There has been a set-back for Greece as the credit ratings agency Standard & Poor’s warned Athens would be considered to be in default under a plan being pushed by French banks for a rollover of the country privately-held debt.
S&P’s comment caused the euro to slip in value and brought no immediate response from the Greek finance ministry which says its next job is to halt the recession there and return the economy to growth while also paying back the money it owes.
Finance Minister Evangelos Venizelos recently said: “We must respect our international obligations before our partners and lenders.We know very well how difficult the situation is, and also understand our obligation to implement the measures and the programme without delays and hesitations.”
A big part of the Greek economy is based on tourism and the recent violent anti-austerity protests may have dealt a blow to that industry.
For one Spanish tourist in Athens, it was a familiar scene. She said: “It is like in Spain. We have the same situation. The people in Spain demonstrated because the situation there is very bad.”

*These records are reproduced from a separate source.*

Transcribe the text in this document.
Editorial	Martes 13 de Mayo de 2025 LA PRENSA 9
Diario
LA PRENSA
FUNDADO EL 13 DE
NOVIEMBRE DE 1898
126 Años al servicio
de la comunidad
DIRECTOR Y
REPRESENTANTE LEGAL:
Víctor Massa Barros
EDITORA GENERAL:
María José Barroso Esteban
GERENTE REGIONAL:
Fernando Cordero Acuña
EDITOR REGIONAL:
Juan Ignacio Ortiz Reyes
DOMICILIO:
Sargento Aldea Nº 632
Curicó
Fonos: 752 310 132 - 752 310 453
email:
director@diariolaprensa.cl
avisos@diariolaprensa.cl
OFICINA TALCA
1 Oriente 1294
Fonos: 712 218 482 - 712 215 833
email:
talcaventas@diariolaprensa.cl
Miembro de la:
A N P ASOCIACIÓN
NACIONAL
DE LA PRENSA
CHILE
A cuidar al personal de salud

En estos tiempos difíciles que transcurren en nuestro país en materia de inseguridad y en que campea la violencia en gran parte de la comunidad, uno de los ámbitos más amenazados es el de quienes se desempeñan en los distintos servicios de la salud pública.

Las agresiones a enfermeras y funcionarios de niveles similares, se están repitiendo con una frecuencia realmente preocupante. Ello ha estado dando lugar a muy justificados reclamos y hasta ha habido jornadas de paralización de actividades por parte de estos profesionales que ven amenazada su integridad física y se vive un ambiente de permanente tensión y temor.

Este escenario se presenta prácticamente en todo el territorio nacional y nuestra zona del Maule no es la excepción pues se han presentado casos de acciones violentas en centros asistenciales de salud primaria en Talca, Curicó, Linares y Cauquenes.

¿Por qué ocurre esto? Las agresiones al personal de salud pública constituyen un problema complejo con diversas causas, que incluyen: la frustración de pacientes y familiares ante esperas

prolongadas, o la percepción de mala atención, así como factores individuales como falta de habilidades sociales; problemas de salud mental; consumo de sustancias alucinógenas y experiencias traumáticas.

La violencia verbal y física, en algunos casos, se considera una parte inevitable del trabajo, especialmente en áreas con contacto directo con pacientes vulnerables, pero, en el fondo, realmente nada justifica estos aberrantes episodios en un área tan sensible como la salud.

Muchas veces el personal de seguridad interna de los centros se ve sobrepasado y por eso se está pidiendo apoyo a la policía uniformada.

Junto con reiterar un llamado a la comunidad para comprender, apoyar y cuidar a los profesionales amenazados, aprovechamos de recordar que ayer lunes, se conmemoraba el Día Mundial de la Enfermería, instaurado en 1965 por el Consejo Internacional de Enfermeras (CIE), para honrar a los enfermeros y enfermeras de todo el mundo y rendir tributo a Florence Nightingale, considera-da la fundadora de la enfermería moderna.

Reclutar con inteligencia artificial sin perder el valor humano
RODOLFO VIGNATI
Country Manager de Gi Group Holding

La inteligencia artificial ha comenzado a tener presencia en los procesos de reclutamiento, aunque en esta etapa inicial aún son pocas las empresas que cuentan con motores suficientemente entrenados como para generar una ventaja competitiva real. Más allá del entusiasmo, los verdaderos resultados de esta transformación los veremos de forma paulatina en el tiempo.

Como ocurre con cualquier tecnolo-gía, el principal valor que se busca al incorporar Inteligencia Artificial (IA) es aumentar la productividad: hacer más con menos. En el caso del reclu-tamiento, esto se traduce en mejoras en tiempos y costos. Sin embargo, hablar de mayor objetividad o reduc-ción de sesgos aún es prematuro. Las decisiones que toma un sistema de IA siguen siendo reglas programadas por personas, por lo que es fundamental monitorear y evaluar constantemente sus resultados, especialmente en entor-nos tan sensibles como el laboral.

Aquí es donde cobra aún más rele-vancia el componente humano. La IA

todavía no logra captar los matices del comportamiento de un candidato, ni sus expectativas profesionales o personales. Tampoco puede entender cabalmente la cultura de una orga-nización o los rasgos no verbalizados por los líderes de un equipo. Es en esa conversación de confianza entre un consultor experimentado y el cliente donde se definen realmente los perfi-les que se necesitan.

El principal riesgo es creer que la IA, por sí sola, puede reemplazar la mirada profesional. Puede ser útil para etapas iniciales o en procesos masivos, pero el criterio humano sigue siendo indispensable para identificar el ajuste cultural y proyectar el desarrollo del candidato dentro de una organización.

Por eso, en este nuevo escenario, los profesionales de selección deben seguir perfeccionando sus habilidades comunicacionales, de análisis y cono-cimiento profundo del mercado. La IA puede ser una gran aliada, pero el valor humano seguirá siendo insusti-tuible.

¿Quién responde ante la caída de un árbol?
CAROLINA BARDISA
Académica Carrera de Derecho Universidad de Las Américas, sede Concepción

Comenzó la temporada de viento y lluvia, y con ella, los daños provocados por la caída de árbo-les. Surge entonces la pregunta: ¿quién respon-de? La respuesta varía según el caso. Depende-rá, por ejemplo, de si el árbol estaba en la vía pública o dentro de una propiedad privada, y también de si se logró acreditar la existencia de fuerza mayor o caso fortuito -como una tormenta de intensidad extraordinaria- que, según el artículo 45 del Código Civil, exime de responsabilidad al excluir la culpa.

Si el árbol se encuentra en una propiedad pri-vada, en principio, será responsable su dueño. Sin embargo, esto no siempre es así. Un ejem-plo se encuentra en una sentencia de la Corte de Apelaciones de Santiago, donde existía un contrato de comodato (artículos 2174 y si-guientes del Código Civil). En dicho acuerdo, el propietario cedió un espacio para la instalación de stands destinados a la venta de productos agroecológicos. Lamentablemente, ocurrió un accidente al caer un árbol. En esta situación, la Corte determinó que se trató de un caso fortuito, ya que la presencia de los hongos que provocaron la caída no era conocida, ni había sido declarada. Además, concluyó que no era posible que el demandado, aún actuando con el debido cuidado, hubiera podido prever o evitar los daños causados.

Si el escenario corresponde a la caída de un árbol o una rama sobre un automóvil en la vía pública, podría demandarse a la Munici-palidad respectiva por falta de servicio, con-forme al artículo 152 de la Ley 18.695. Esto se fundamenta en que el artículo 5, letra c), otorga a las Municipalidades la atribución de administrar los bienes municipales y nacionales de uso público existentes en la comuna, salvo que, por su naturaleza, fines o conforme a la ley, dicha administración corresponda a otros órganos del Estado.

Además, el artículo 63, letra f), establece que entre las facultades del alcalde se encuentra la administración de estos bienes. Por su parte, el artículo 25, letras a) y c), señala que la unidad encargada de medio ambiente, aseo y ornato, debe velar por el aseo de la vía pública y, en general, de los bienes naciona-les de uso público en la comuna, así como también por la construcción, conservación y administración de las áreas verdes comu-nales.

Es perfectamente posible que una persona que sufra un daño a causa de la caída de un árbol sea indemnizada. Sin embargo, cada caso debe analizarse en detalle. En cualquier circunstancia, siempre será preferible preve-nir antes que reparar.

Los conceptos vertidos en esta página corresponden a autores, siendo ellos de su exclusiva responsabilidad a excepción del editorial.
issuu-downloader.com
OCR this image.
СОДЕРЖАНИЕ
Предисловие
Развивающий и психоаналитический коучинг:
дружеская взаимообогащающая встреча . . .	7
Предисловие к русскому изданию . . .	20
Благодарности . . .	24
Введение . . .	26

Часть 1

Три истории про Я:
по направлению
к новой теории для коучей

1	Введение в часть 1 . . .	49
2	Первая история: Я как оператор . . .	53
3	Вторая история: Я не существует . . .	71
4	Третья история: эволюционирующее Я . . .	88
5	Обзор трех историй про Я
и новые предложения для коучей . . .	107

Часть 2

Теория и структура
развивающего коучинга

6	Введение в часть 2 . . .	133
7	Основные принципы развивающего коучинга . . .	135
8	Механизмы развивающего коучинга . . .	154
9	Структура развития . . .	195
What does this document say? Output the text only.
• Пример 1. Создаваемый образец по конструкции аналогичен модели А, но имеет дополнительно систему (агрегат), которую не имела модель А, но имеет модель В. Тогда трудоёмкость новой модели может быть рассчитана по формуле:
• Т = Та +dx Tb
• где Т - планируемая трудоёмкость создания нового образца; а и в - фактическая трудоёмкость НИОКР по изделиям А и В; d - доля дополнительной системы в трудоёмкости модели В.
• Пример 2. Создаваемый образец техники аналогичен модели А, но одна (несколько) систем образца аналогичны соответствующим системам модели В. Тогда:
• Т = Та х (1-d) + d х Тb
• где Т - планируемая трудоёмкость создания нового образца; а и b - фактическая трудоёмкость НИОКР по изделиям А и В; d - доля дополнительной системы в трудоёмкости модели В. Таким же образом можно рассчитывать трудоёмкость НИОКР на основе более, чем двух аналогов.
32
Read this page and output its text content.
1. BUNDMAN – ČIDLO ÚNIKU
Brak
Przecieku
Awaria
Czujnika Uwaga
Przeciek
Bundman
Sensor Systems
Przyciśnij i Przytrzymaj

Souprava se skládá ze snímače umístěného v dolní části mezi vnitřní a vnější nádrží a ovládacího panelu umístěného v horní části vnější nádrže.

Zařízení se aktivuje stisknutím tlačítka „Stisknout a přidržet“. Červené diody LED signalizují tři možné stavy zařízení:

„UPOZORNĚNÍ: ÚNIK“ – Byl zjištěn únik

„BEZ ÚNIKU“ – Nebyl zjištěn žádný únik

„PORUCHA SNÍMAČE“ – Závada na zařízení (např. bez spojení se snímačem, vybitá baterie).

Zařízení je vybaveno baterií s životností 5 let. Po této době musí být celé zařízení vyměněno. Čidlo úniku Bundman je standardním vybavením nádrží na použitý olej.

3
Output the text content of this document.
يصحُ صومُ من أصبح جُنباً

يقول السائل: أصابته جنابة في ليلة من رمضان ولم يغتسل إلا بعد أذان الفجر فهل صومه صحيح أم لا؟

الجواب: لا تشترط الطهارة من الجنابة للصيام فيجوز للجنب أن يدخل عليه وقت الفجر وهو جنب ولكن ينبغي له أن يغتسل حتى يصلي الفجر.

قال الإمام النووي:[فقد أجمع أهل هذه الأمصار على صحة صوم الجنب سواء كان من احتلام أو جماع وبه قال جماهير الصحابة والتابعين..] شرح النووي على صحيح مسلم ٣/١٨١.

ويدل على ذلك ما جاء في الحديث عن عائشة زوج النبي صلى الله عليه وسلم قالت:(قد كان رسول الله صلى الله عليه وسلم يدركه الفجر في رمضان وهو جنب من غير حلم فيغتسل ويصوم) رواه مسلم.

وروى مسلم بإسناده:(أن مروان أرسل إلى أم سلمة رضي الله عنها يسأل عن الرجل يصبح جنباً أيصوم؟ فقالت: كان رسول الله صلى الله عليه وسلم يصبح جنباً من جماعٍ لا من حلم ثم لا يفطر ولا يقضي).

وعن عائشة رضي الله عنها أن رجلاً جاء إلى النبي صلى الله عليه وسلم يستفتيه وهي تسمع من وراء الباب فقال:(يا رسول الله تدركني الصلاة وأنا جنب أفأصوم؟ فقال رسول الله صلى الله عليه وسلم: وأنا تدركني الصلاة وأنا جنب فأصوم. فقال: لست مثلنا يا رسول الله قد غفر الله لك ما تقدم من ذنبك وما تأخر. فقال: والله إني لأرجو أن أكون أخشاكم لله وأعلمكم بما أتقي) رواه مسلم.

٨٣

While a French tourist said: “You get the sense that the Greeks really need the money, they jump on you, we are being offered very, very cheap hotel prices, for example.I don’t know if that is due to the financial crisis or the season.”
Tourism officials say the protests may have hurt Greece’s image abroad but they believe the sector will rebound this year. They had better be right as tourism accounts for one in five jobs in the country and 16 percent of Greece’s GDP.